Lo sparring eseguito in palestra è un importante esercizio finalizzato al combattimento, ma non è il combattimento.
Credo sia un’esercizio da praticare a tutti i livelli, credo abbia la sua utilità anche se non assoluta.
Per quanto duro possa essere, può essere paragonato alla lotta dei cuccioli, per questo è l’80% del lavoro dei miei bambini e ragazzi; è una sorta di gioco anche se provoca dolore e potenzialmente può creare probabilità di incidenti.
Ha comunque le sue regole, i suoi tempi, in alcuni casi le protezioni; può avere un’intenso coinvolgimento emotivo, una forte carica agonistica ed è assolutamente privo della cattiveria presente nel predatore che ci aggredisce con l’intenzione vera di farci molto male o peggio.
È un’esercizio che insegna la scelta di tempo, che insegna a sopportare alcuni colpi, il colpo d’occhio, la gestione dello spazio e diverse cose ancora.
Lo sparring permette di sperimentare, accettando un confronto fisico, pensiamo a ciò che facciamo in palestra: assumiamo una guardia, studiamo l’avversario, facciamo finte per trarlo in inganno, attacchiamo e di seguito rientriamo, il tutto in uno stato mentale che se allenati è tranquillo.
In uno scontro reale non si accetta alcun confronto ne fisico né psicologico, tutto si gioca nel prendere in mano la situazione in modo da dettare le regole, anche con l’inganno, ma dettarle e non accettarle.
Tendiamo costantemente a non distinguere l’esercizio per il combattimento, dal combattimento stesso.
Per combattere secondo me, occorre entrare in un’altra dimensione, fatta di reazioni dapprima generate da stimoli che portano con l’allenamento alla capacità di entrare in una condizione psicologica particolare.

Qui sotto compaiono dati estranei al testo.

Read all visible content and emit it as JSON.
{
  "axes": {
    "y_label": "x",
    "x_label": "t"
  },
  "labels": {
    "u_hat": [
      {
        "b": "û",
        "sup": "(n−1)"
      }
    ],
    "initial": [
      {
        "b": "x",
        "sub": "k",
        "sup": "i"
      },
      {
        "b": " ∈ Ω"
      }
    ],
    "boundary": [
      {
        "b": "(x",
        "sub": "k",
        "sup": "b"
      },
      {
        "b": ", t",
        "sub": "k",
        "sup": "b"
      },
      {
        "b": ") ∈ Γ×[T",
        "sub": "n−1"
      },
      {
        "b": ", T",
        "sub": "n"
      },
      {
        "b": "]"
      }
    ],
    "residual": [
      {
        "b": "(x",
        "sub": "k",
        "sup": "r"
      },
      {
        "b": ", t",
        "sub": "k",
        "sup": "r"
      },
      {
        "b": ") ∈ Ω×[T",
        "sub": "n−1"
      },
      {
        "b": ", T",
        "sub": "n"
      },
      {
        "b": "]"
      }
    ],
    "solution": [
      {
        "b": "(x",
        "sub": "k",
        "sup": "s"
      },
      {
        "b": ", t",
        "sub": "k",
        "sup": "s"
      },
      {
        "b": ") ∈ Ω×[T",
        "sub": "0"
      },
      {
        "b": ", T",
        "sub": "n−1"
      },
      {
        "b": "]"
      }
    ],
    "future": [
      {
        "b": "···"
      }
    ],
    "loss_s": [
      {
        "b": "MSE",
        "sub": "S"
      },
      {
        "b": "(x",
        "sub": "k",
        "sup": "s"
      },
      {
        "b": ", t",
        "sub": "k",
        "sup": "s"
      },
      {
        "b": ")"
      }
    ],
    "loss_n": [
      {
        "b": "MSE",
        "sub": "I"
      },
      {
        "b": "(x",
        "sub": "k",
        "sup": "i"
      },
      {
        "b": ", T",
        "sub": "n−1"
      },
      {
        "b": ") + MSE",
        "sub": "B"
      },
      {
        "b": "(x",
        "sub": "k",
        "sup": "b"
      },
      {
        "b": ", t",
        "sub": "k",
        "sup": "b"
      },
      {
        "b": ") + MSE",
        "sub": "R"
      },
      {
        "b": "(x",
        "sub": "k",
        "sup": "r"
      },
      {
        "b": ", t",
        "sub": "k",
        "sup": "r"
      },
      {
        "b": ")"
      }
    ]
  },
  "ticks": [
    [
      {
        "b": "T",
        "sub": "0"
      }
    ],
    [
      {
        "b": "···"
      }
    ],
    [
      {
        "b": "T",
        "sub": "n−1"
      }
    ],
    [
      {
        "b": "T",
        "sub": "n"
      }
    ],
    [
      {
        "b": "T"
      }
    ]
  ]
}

Poca tecnica e tanta attitudine psicologica.
Qualche anno fa, feci vedere qualche cosa del genere; un modo di essere che va puntualmente riportato a galla, ma di cui non si può abusare perché psicologicamente non salutare.
Lo so sembra esagerato, ma esiste, ed esiste anche la metodologia per costruirlo.
Mi sembra di sentirvi: quando si comincia? ...quanto resistereste sotto pressione psicologica? Quanto al dolore da associare a direzione ed attacco?
Questo è il motivo per cui non credo allo studio dei bunkai applicati al combattimento reale, che non ho mai visto associati a questo tipo di mentalità.
Secondo il mio modesto punto di vista, credo ci siano aree di lavoro che vadano affrontate con un lavoro psicologicamente rilassato, sciolto, dove devo permettere alla mia struttura di adattarsi alla situazione, un’esempio sono certi livelli di sparring.
Ma ci sono altre aree dove alleno un’aggressività depurata, e devo farlo sotto stress, con un’atteggiamento al limite della psicopatia.
Chissà forse era il motivo del tanto menzionato autocontrollo, che non è buonismo o senso di manifesta (e dubbia) superiorità.